The endpoints of are A(2, 2) and B(3, 8). is dilated by a scale factor of 3.5 with the origin as the center of dilation to give image . What are the slope (m) and length of ?

To find the slope (m) and length of the image CD, we need to follow these steps:

Step 1: Find the slope of the line AB using the formula:
m = (y₂ - y₁) / (x₂ - x₁)

Given points A(2, 2) and B(3, 8), we can substitute the values into the formula:
m = (8 - 2) / (3 - 2)
m = 6 / 1
m = 6

So the slope of line AB is 6.

Step 2: Since the origin is the center of dilation, the coordinates of point A and B do not change.
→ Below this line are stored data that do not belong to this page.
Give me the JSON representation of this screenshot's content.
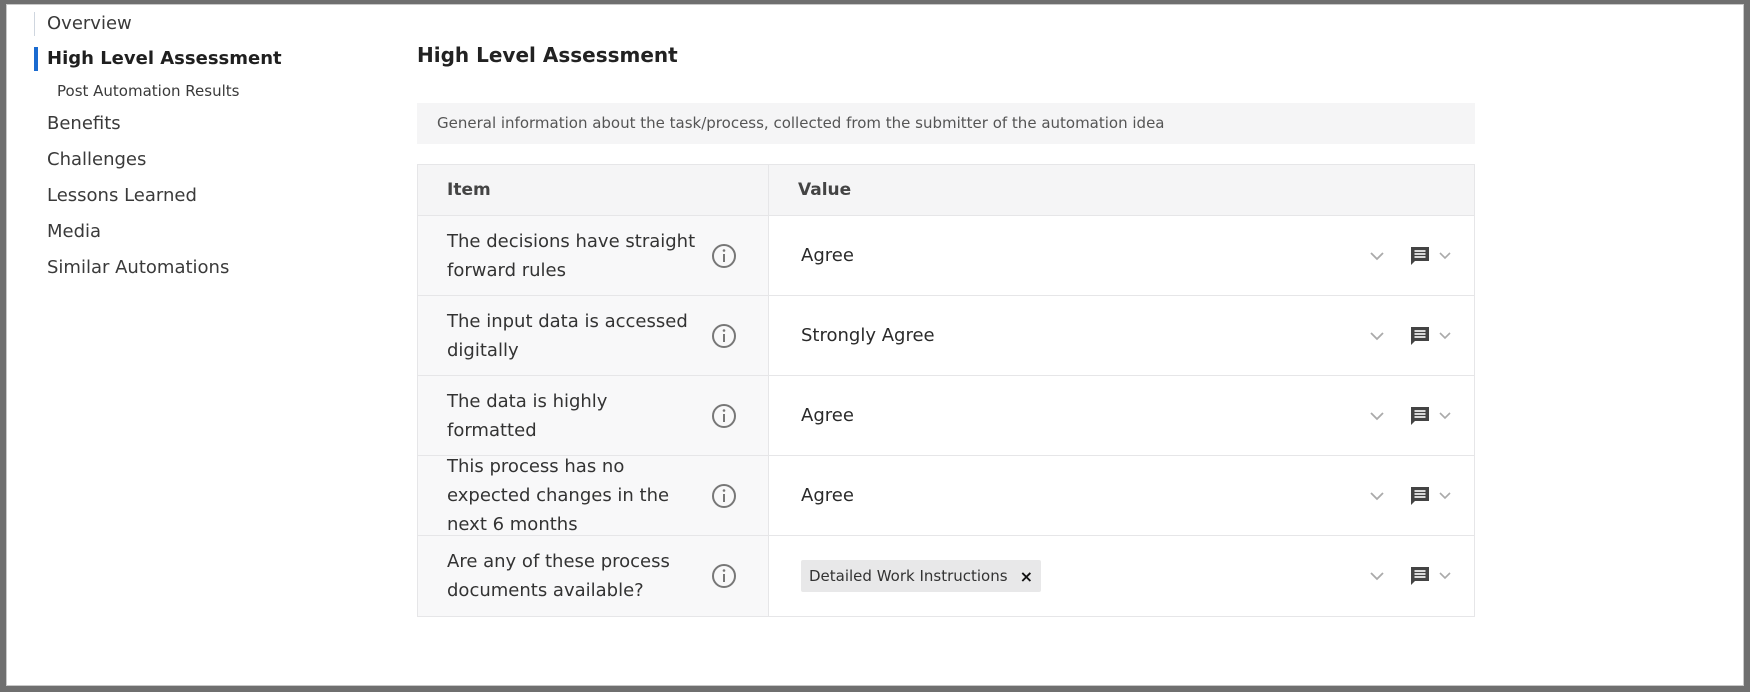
{
  "sidebar": {
    "items": [
      {
        "label": "Overview"
      },
      {
        "label": "High Level Assessment"
      },
      {
        "label": "Post Automation Results"
      },
      {
        "label": "Benefits"
      },
      {
        "label": "Challenges"
      },
      {
        "label": "Lessons Learned"
      },
      {
        "label": "Media"
      },
      {
        "label": "Similar Automations"
      }
    ]
  },
  "main": {
    "title": "High Level Assessment",
    "info": "General information about the task/process, collected from the submitter of the automation idea",
    "table": {
      "headers": {
        "item": "Item",
        "value": "Value"
      },
      "rows": [
        {
          "item": "The decisions have straight forward rules",
          "value": "Agree"
        },
        {
          "item": "The input data is accessed digitally",
          "value": "Strongly Agree"
        },
        {
          "item": "The data is highly formatted",
          "value": "Agree"
        },
        {
          "item": "This process has no expected changes in the next 6 months",
          "value": "Agree"
        },
        {
          "item": "Are any of these process documents available?",
          "tag": "Detailed Work Instructions",
          "tag_remove": "×"
        }
      ]
    }
  },
  "colors": {
    "accent": "#1a6bd0",
    "header_bg": "#f5f5f6",
    "border": "#e6e6e8"
  },
  "icons": {
    "info": "info-circle-icon",
    "dropdown": "chevron-down-icon",
    "comment": "comment-icon"
  }
}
To find the coordinates of point C, we need to perform the dilation.
For point C:
x-coordinate of C = x-coordinate of A * scale factor = 2 * 3.5 = 7
y-coordinate of C = y-coordinate of A * scale factor = 2 * 3.5 = 7

For point D:
x-coordinate of D = x-coordinate of B * scale factor = 3 * 3.5 = 10.5
y-coordinate of D = y-coordinate of B * scale factor = 8 * 3.5 = 28

So, the coordinates of C are (7, 7) and the coordinates of D are (10.5, 28).

Step 3: Calculate the length of line CD using the distance formula:
d = sqrt((x₂ - x₁)² + (y₂ - y₁)²)

Substituting the values, we have:
d = sqrt((10.5 - 7)² + (28 - 7)²)
d = sqrt(3.5² + 21²)
d = sqrt(12.25 + 441)
d = sqrt(453.25)
d ≈ 21.3

Therefore, the slope of line CD is 6 and the length of line CD is approximately 21.3.

To find the slope and length of the image of the line segment, we'll first find the image of the endpoints under the dilation.

Step 1: Find the image of point A.
The image of point A under dilation is obtained by multiplying the coordinates of A by the scale factor of 3.5. Since the origin is the center of dilation, the image of A will have coordinates (3.5 * 2, 3.5 * 2). Therefore, the image of A is A'(7, 7).

Step 2: Find the image of point B.
Similar to point A, the image of point B under dilation is obtained by multiplying the coordinates of B by 3.5. So the image of B will have coordinates (3.5 * 3, 3.5 * 8), which simplifies to B'(10.5, 28).

Step 3: Determine the slope of the line segment AB.
The slope of a line can be calculated using the formula:
slope (m) = (change in y-coordinate) / (change in x-coordinate)

To find the change in y-coordinate, we subtract the y-coordinate of A' from the y-coordinate of B':
change in y-coordinate = 28 - 7 = 21

Similarly, we find the change in x-coordinate by subtracting the x-coordinate of A' from the x-coordinate of B':
change in x-coordinate = 10.5 - 7 = 3.5

Therefore, the slope of the line segment AB' is:
m = change in y-coordinate / change in x-coordinate = 21 / 3.5 = 6

Step 4: Calculate the length of the line segment AB'.
The length of a line segment can be calculated using the distance formula:
Length = square root [ (x2 - x1)^2 + (y2 - y1)^2 ]

Plugging in the coordinates of A' (7, 7) and B' (10.5, 28), we get:
Length = square root [ (10.5 - 7)^2 + (28 - 7)^2 ]
= square root [ 3.5^2 + 21^2 ]
= square root [ 12.25 + 441 ]
= square root [ 453.25 ]
≈ 21.29

Therefore, the slope (m) of the line segment AB' is 6, and the length of the line segment AB' is approximately 21.29.

The slope of a line does not change.

The length expands by the dilation factor.